View Full Version : Seale convicted in 1964 deaths of black teens

Pitt Gorilla
06-17-2007, 10:49 PM
I saw a special on this case on MSNBC. One of the murdered teens' brother made a documentary about trying to find out more about the case. He ended up finding one of the men that killed his brother, who had been reported as dead. Very interesting show.


JACKSON, Mississippi (AP) -- A jury on Thursday convicted reputed Klansman James Ford Seale of kidnapping and conspiracy in the 1964 deaths of two black teenagers in southwest Mississippi, grisly drownings that went unpunished before federal prosecutors re-examined the forgotten case.

Seale, 71, faces life in prison in the deaths of Charles Eddie Moore and Henry Hezekiah Dee. The 19-year-olds disappeared from Franklin County on May 2, 1964, and their bodies were found later in the Mississippi River.

"I thank the Lord that we got justice," Dee's older sister, Thelma Collins of Springfield, Louisiana, said outside the courthouse.

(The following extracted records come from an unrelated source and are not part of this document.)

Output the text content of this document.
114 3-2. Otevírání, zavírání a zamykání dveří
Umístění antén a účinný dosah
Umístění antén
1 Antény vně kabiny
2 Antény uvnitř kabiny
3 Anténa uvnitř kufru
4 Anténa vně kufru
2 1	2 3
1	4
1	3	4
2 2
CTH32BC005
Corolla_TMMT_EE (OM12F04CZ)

Seale sat stone-faced as the verdict was read and showed no emotion as marshals led him out of the courtroom. Seale was taken back to a county jail north of Jackson, where he has been held since he was arrested. A half dozen of his relatives, including his wife, ran out of the courthouse to a waiting Lexus sport utility vehicle, bumping some reporters in the scramble.

Federal prosecutors indicted Seale in January almost 43 years after the slayings. He is to be sentenced August 24 on two counts of kidnapping and one count of conspiracy.

The prosecution's star witness was Charles Marcus Edwards, a confessed Klansman. During closing arguments earlier in the day, prosecutors acknowledged they made "a deal with the devil" but said that offering immunity to Edwards to get his testimony against Seale was the only way to get justice.

Edwards testified that he and Seale belonged to the same Klan chapter, or "klavern," that was led by Seale's father. Seale has denied he belonged to the Klan.

Edwards testified that Dee and Moore were stuffed, alive, into the trunk of Seale's Volkswagen and driven to a farm. They were later tied up and driven across the Mississippi River into Louisiana, Edwards said, and Seale told him that Dee and Moore were attached to heavy weights and dumped alive into the river.

"Those two 19-year-old kids had to have been absolutely terrified," U.S. Attorney Dunn Lampton told jurors, who sat quietly.

In its closing arguments, the defense asserted that Seale should be acquitted because the case was based on the word of an "admitted liar."

"This case all comes down to the word of one man, an admitted liar, a man out to save his own skin," federal public defender Kathy Nester said. "A case based on his word is no case at all."

Federal prosecutor Paige Fitzgerald disputed Nester's claims that Edwards could not be trusted.

"Let me tell you about one man's word. 'Yes. But I'm not going to admit it. You're going to have to prove it,' " Fitzgerald said. A retired FBI agent testified that he heard Seale say those after being arrested on a state murder charge in 1964. That charge was later dropped.

The defense claimed that the prosecution failed to prove key elements needed for conviction and didn't establish that Seale had crossed state lines while committing a crime, which is vital because that's what gives the federal government jurisdiction.

Lampton described for the jury how Dee and Moore were hitchhiking, stopped by Klansmen and taken to a forest where they were beaten. Klansmen were trying to find out if blacks were bringing firearms into Franklin County, Lampton said.

"Henry Dee and Charles Moore didn't know ... why they had been singled out and brought back in the forest," Lampton said.

The killings of Moore and Dee are among several decades-old civil rights cases reopened by federal investigators. In February, federal officials announced they were reopening investigations into about a dozen such cases.

Edgar Ray Killen, an 80-year-old former Ku Klux Klansman, was convicted last June of manslaughter in the killings of three civil rights workers in Mississippi in 1964.

In Alabama, Bobby Frank Cherry was convicted in 2002 of killing four black girls in the bombing of a Birmingham church in 1963. In 2001, Thomas Blanton was convicted.

Copyright 2007 The Associated Press. All rights reserved.This material may not be published, broadcast, rewritten, or redistributed.

06-17-2007, 10:52 PM

06-17-2007, 11:27 PM
My immediately thought: Bobby Seale

06-18-2007, 05:51 AM
My only problem with this is that the guy got 44 years of freedom prior to the conviction. No organization in US History has tainted the justice system like the Ku Klux Klan.

06-18-2007, 08:14 AM
My immediately thought: Bobby Seale

Mine too...

06-18-2007, 09:32 AM
My immediately thought: Bobby Seale

Mine was of the singer. I guess that would've explained the scars on his face.

Adept Havelock
06-18-2007, 09:46 AM
Playing soon in the Mississippi Corrections System: Send in the Klowns.